Irish Catholic nuns exit a polling station after casting their ballots for the Seanad (senate) referendum in Dublin, Ireland, on October 4, 2013
Irish Catholic nuns exit a polling station after casting their ballots for the Seanad (senate) referendum in Dublin, Ireland, on October 4, 2013

Cash-strapped Ireland voted in a referendum on Friday on whether to back Prime Minister Enda Kenny's controversial proposals to abolish the upper house of parliament.

Opinion polls say voters will likely back the plans to scrap the Seanad, or Senate, which Kenny believes is elitist and ineffective, but turnout figures were alarmingly low by early evening.

In the fishing town of Killybegs in Donegal in the northwest, just over 12 percent of the electorate had cast their vote by 1530 GMT, while on the other side of the country in Co Kildare, university town Maynooth had a turnout of 14 percent.

In the Dublin Central constituency the turnout was at just 11.7 percent.

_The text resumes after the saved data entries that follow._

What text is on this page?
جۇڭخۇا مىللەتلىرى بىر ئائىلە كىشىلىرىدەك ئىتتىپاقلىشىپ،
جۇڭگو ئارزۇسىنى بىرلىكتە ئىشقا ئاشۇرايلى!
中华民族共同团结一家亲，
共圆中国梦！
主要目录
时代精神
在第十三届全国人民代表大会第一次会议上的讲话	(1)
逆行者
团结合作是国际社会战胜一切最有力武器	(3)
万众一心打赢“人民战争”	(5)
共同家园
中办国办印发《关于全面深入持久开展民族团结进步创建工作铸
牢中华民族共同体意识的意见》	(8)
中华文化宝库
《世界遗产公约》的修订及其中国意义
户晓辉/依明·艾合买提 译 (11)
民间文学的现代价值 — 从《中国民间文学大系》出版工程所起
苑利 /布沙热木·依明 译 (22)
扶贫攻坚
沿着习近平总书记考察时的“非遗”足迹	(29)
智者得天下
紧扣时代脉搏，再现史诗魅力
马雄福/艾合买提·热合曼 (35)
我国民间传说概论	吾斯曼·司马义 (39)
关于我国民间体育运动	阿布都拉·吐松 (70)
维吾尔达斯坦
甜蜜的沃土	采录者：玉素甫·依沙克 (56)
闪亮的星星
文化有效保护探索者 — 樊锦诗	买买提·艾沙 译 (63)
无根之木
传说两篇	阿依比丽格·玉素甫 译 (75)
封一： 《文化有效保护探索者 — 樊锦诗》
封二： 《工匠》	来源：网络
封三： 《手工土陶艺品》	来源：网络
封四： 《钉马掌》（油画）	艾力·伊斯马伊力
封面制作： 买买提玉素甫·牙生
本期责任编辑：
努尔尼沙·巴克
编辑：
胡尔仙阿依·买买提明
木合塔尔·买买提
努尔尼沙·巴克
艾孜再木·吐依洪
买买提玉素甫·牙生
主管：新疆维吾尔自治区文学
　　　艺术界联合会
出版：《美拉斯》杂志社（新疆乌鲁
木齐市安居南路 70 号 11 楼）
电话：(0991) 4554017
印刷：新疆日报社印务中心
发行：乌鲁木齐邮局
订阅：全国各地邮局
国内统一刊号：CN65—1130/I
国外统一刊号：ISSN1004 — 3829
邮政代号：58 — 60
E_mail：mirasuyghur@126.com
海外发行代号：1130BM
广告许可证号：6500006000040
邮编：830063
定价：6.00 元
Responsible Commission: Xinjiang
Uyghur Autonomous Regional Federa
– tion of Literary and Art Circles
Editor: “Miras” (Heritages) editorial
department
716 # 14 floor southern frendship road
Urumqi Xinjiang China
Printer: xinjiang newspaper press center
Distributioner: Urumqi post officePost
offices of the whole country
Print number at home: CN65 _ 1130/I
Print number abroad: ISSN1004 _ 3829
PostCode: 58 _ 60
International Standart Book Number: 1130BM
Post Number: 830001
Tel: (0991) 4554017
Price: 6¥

Previous voting patterns in referendums would indicate a surge after working hours but political commentators expect a similar national turnout to the last referendum when just 33.5 percent of the electorate cast their vote in November last year.

Opponents of Kenny's plans admit the 60-member upper house in its current form does not work but have said it should be reformed rather than closed.

Kenny shocked members of his own Fine Gael party when he said he would seek to scrap the upper house while campaigning during the last general election, in a move criticised as pandering to voters angered by the high cost of government in a country still recovering from a painful economic collapse.

Irish Catholic nuns exit a polling station after casting their ballots for the Seanad (senate) referendum in Dublin, Ireland, on October 4, 2013
Irish Catholic nuns exit a polling station after casting their ballots for the Seanad (senate) referendum in Dublin, Ireland, on October 4, 2013

Dublin was forced to accept an EU/IMF bailout in late 2010, with many blaming the country's politicians heavily for failing to properly manage the "Celtic Tiger" economic boom.

Fine Gael claim abolishing the upper house will save 20 million euros ($27 million).

A separate vote on whether to establish a new Court of Appeal is also taking place, with Dublin hoping the new institution will ease the heavy pressure on the heavily backlogged Supreme Court.

Sinead McNamara, returning officer for Cork County, said results would be known by Saturday afternoon.

An Irish Times poll last weekend found 44 percent will vote to abolish the Seanad, while 27 percent will vote to retain it. A further 21 percent said they did not know, and eight percent said they would not vote.

In a YouTube message Thursday, Kenny pointed out that other European Union nations had scrapped their upper houses without any negative effect on their democracies.

"Other small countries like Sweden and Denmark have clearly shown that single chamber parliaments not only cost less but they work much more effectively and with far greater transparency," he said.

"After 70 years of no change, it is time to save money, put the public ahead of politicians and abolish the Seanad."

But critics accuse Kenny's party of hiding behind a promise of savings to centralise power in the government's hands -- and close the door on wider political reform.

Katherine Zappone, an independent member of the Senate, warned that those pushing for a "Yes" vote were taking Ireland into "a constitutional no-man's-land" with no idea of the consequences of the decision for this generation and the generations that follow.

"A Yes vote will see the constitution of Ireland filleted and dismembered," she said. The Senate has 60 members, most of them elected by local councillors and by university graduates, although 11 are appointed by the prime minister.

Historically, many senators tend to be politicians who failed to gain a seat in a general election or those hoping to win a seat in the lower house at a future election.

The upper house is the less powerful house of parliament, often reduced to rubber-stamping legislation from the lower house.

Its ability to delay bills passed by the lower house for 90 days is its most powerful function, but that has only occurred twice in 75 years.